Esta sexta-feira, David Cameron anunciou que vai abandonar o cargo até outubro, numa resposta à vitória do Brexit no referendo de quinta-feira. "Eu não penso que seria correto tentar ser o capitão que orienta o nosso país até ao seu próximo destino", disse Cameron a partir de Downing Street.
O primeiro-ministro britânico acrescentou que o "novo primeiro-ministro dever estar no cargo antes do início do congresso do Partido Conservador", em outubro. "Os britânicos votaram a favor da saída da União Europeia e a sua vontade tem de ser respeitada", declarou.
O primeiro-ministro já tinha levado um grande susto quando a Escócia ficou próxima da independência no referendo de setembro de 2014, que o próprio convocou quando os favoráveis à secessão não passavam de 20% nas intenções de voto. O unionismo venceu, mas o independentismo escocês avançou como uma onda.
No caso do referendo da UE, o euroceticismo transbordou e derrubou Cameron. Muito longe de servir de união do Partido Conservador, a campanha do referendo dividiu ainda mais os conservadores e a dúvida agora é saber o que vai acontecer com outros perdedores, como é o caso do ministro das Finanças George Osborne.
Mas a primeira vítima foi o próprio chefe de Governo. Cameron representa o paradoxo de um primeiro-ministro que, a princípio cético sobre o projeto europeu, passou três meses a pregar sobre as vantagens do bloco europeu e a fazer advertências sobre as calamidades que seriam provocadas em caso de abandono da UE.
"Mas é um eurocético pragmático", explicou Peter Snowdon, coautor do livro "Cameron at 10", que narra os seus primeiros anos como líder dos conservadores. "Não é Edward Heath [eurófilo], nem Margaret Thatcher [eurófoba]. É muito mais pragmático", afirmou o biógrafo.

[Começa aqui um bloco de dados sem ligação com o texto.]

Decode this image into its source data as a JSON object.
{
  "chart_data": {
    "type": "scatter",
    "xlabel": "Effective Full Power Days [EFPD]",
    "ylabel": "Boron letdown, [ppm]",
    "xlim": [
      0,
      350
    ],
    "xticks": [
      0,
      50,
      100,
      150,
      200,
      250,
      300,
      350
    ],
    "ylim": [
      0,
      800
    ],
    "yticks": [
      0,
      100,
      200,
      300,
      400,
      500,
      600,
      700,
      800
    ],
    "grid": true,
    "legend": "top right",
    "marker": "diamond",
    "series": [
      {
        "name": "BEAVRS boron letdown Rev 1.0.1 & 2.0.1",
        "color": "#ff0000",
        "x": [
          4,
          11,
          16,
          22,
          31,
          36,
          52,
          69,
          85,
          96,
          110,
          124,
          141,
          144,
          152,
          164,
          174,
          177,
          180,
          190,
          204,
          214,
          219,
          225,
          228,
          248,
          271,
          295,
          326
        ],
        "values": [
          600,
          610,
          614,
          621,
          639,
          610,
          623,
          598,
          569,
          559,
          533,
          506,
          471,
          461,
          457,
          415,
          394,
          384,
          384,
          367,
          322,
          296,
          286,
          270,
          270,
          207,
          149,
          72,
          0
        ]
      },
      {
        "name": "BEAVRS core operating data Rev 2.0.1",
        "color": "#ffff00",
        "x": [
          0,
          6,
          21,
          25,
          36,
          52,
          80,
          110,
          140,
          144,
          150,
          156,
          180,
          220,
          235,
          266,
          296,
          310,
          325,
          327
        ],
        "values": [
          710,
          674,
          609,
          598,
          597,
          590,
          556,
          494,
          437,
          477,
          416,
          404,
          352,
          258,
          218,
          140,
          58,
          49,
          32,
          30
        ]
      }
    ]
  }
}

Este britânico, de uma família abastada, nunca provocou grandes paixões, nem no seu partido nem nos eleitores. O político de 49 anos é pai de três filhos e estudou no prestigiado colégio privado Eton. "É educado, mas não é um intelectual, é determinado, mas não é dominante, é um cavalheiro mas não é snobe. É crente, mas não muito crente. As pessoas como ele têm bastantes limitações, como a falta de originalidade, a ausência de paixão e a tentação da satisfação própria, mas outrora dominaram o mundo", escreveu o biógrafo Charles Moore.
Para Moore, David Cameron representa "o perfeito protótipo moderno de uma espécie britânica muito antiga". Em Eton, ele estudou com o rival Boris Johnson, que na época parecia mais brilhante e promissor, recordou o biógrafo Michael Ashcroft.
A sua trajetória em Oxford e a entrada na política aconteceram sem incidentes. A ascensão foi rápida, até assumir o posto de líder do Partido Conservador há 11 anos. Na época Cameron teve como tarefa modernizar o partido e atualizá-lo, com uma máxima de "conservadorismo compadecido".
David Cameron também tentou acabar com as disputas sobre a Europa, um motivo de batalhas constantes, que acabou com várias carreiras políticas, como a da Dama de Ferro, Margaret Thatcher.
A ideia do referendo nasceu durante o avanço do partido populista e eurocético UKIP nas eleições europeias de 2014. "A derrota é um golpe terrível para a sua credibilidade", disse à AFP Tim Bale, professor de Ciências Políticas da Universidade Queen Mary em Londres. "Não aguentaria nem 30 segundos no poder", tinha previsto o dirigente conservador Kenneth Clarke, que foi ministro durante o seu governo.
Cameron já tinha anunciado que não iria disputar as próximas eleições, em 2020, alegando que deseja dedicar mais tempo a outras atividades, especialmente a sua família.